Prominent Unions Back Acosta for Labor Secretary

Several union leaders that opposed Puzder like Trump's replacement

Alexander Acosta / AP
February 22, 2017

Several major unions have endorsed Alexander Acosta, President Donald Trump's nominee to lead the Department of Labor.

Acosta, the dean of Florida International University's law school, has attracted the support of several major unions that endorsed Hillary Clinton in the general election and vocally opposed Trump's first labor secretary nominee, fast food executive Andy Puzder. Terry O'Sullivan, president of Laborers International Union of North America, signaled his support for Acosta in a press release, hailing the nominee's "long and distinguished career as a public servant."

"Mr. Acosta has an impressive background with strong credentials and an impeccable reputation," he said. "Mr. Acosta's fairness and respect for justice make him highly qualified to serve as the next Secretary of Labor."

Acosta has held three Senate-confirmed federal appointments, including a brief stint on the National Labor Relations Board, the top federal labor arbiter. Other unions praised his work leading the Department of Justice's Civil Rights Division under the George W. Bush administration.

International Association of Fire Fighters General President Harold A. Schaitberger said that the group "always found him to be fair, reasonable and accessible" in that role. His term coincided with several prominent federal lawsuits against local fire departments over hiring practices and diversity.

"The IAFF will be supporting Mr. Acosta's nomination and will voice our support to … the full Senate," Schaitberger said in a statement. "His long and distinguished career in law and government service make him a strong candidate to serve as our country's next Labor Secretary."

This is not the first time unions have endorsed Acosta's nomination to serve in the executive branch. The International Union of Operating Engineers backed his 2003 Justice Department nomination, calling him a "reasonable, intelligent and eminently fair individual." The union's general president, James Callahan, told the Washington Examiner that the union's opinion of Acosta had not changed since then.

"Mr. Acosta has proven himself to be a dedicated public servant known to be fair and open minded," Callahan told the Examiner. "Mr. Acosta has proven that he can handle disparate opinions and information in order to make thoughtful decisions on difficult issues.
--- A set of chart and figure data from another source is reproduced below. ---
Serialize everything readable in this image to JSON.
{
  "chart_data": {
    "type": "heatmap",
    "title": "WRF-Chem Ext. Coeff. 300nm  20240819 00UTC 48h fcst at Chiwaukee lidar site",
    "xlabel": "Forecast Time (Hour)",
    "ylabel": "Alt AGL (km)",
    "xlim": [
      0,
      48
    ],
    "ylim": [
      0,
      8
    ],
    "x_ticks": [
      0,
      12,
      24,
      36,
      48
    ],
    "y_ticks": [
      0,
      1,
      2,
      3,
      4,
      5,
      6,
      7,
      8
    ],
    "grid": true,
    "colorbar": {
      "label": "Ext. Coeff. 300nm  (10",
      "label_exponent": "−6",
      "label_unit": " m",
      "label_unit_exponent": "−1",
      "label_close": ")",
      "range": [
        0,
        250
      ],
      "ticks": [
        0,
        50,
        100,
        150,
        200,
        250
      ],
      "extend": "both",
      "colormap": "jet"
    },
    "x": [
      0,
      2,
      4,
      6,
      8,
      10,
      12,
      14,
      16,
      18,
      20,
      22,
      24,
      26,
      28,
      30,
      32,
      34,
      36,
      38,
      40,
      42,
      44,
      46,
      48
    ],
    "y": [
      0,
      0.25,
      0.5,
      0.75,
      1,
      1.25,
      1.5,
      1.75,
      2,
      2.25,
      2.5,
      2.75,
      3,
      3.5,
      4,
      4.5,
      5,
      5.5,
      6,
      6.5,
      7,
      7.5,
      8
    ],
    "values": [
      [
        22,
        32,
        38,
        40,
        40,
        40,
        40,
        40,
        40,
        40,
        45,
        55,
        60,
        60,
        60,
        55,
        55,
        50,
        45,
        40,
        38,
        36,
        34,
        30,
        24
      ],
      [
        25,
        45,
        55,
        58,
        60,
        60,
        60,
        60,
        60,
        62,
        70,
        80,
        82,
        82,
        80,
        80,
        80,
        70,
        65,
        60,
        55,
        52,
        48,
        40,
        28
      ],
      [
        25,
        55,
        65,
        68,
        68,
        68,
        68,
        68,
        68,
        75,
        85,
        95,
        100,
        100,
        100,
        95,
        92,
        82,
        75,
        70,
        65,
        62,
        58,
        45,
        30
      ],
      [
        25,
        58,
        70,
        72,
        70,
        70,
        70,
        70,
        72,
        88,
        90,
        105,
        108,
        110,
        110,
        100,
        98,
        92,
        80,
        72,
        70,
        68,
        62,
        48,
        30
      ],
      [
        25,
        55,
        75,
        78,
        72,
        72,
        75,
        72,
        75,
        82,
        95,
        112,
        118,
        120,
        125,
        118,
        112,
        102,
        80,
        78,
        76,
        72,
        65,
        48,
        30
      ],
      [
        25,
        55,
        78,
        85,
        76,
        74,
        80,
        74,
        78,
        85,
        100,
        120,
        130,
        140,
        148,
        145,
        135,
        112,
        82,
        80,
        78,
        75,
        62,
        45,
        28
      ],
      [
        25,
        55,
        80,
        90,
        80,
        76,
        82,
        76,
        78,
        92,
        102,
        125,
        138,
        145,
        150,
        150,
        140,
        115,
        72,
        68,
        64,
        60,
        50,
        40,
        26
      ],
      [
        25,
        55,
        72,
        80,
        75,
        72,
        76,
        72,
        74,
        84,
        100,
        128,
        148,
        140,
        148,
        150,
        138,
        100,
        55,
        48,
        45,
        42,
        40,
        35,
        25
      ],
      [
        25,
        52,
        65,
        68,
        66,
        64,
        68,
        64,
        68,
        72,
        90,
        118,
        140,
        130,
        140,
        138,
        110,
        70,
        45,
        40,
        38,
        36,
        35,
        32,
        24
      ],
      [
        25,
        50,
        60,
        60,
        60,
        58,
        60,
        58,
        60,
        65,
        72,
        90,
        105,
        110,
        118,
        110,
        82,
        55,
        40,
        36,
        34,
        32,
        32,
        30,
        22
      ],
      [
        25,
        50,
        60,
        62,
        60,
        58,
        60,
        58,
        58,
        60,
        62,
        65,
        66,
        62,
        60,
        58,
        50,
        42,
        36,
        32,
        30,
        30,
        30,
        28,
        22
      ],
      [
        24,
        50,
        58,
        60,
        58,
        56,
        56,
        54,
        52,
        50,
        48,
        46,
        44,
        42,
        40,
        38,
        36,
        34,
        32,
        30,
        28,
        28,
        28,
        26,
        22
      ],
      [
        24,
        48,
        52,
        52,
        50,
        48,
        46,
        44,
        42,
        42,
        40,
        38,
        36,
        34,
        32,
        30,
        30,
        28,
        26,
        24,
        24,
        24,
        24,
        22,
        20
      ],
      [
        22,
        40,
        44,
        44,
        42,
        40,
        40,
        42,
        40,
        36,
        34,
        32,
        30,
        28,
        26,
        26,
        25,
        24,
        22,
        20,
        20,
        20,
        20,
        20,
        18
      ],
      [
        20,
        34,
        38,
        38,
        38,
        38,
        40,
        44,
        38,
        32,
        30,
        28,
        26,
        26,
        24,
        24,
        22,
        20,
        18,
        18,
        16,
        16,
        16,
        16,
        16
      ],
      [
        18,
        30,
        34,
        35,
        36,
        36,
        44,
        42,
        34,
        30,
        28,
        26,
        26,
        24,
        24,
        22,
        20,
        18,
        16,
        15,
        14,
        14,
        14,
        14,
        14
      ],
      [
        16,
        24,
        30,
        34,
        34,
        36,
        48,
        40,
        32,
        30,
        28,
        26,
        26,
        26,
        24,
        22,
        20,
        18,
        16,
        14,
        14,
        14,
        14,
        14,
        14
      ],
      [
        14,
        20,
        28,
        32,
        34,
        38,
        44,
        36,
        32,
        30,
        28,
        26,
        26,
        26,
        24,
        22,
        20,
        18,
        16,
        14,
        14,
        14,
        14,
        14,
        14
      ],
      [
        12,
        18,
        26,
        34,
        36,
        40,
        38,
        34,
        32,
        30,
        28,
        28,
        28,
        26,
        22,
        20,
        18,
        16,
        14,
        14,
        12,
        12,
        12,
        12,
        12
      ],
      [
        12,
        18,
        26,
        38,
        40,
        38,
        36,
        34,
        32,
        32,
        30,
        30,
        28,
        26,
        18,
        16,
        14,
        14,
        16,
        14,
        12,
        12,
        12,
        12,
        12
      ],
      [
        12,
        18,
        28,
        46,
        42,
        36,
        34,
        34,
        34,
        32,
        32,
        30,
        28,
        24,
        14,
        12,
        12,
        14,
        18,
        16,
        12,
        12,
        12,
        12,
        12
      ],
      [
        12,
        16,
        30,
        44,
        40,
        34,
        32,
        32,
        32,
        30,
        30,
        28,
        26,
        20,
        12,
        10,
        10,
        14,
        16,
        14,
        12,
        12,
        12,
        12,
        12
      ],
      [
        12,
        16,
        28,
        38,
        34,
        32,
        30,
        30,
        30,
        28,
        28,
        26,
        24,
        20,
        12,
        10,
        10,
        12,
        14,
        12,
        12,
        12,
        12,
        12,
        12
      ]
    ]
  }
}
These qualities are essential to lead an agency that is tasked with such things as protecting workers from wage theft to enforcing standards that keep them safe on the job."

Organized labor presented a united front in opposing Trump's initial nominee, CKE Restaurants CEO Andy Puzder. Puzder withdrew from the confirmation process on the eve of his Feb. 15 Senate hearing. Trump named Acosta as the new nominee within 24 hours.

While some unions, including the Service Employees International Union, pledged to continue fighting the Trump nomination, other labor leaders have softened their opposition. AFL-CIO President Richard Trumka said that Acosta deserved "serious consideration," praising his record as a legal scholar and regulator.

The reception from labor groups does not appear to have dampened Acosta's support in the business community.

The International Franchise Association, which backed Puzder's bid for labor secretary, said that Acosta is receiving the impartial assessment that any nominee is due. Association spokesman Matthew Haller added that union support is not a "cause for concern" because Acosta has demonstrated his preference for enforcing the law, rather than engaging in rule-making outside the bounds of the agency—a common complaint against the Department of Labor under President Obama.

"We don't have any cause for concern and as far as his casework at the Labor Board is concerned, it shows a preference for careful consideration of the facts, which is what has been missing for years at the NLRB and in the Obama DOL," Haller said in an email. "Being pro-union doesn't mean that you are anti-employer. Just like being an employer doesn't mean you are anti-employee."

The Senate Committee on Health, Education, Labor, and Pensions has not announced the date of Acosta's confirmation hearing.